The four candidates vying for three seats on the Walnut Creek City Council have diverging views on taxes, police and ultimately what the city needs for a stable financial future.
Incumbent Bob Simmons and challengers Barry Grove, Loella Haskew and Justin Wedel recently participated in a forum moderated by Times political editor Lisa Vorderbrueggen recently. The forums will begin airing on local government channels Saturday.
A recommendation by the city's Blue Ribbon Task Force on Fiscal Health for a half-cent sales tax increase -- raising the rate to 8.75 percent and bringing in an estimated $7 million a year -- has candidates on different sides.
Wedel, a small-business owner, said he is not yet convinced that a sales tax is necessary.

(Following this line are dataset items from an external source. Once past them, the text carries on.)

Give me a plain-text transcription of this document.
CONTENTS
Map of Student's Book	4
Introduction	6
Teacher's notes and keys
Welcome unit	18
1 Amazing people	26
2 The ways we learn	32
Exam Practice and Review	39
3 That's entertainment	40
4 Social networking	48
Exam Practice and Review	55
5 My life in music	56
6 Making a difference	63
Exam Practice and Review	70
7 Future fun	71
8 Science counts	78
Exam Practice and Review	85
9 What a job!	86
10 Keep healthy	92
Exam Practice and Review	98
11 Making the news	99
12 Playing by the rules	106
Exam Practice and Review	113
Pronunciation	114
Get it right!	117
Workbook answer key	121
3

"I don't believe the city has done a good enough job of getting our fiscal house in order," he said.
He also asserted other taxing mechanisms should be investigated, such as a property tax, something "less regressive" than a sales tax, he said.
Grove also does not favor increasing the sales tax. There are downsides to such a tax, including that it would come out of the pockets of Walnut Creek families who can't afford to pay more for their goods, said Grove, a county deputy district attorney.
Current Mayor Simmons said voters need to decide on such a tax for themselves. If residents want the services at the levels currently provided, then more revenue is necessary, he said.
With sales tax revenue dropping by one-third during the Great Recession and with an aging city infrastructure, the sales tax has to be considered along with reining in costs, according to Haskew, a retired certified public accountant. She served on the task force that ultimately made the sales tax recommendation, and noted a sales tax would pass costs on to visitors of the city.
The candidates also weighed in on the level of police staffing in Walnut Creek. The police association has been vocal over the past few years in saying the city needs more officers. The City Council has approved two officer positions to be added back over the next two years.
Haskew said the overall crime rate is low and said of last winter's downtown drunken violence that the police did an incredible job. "The problem seems to be in control," she said.
Grove disagreed, saying he has worked as a prosecutor with the department and that the city is tempting fate by not having enough officers. He is specifically concerned because there are no longer school resource officers, which he said are important.
Wedel also called for more officers, and said children are not being protected because neighborhood community policing officers have been reassigned downtown.
Simmons said he looks to the chief of police for staffing level recommendations. There have been no officer layoffs and two police positions were unfrozen, he said, and he championed the City Council's recent passage of an ordinance focused on reducing bar violence downtown.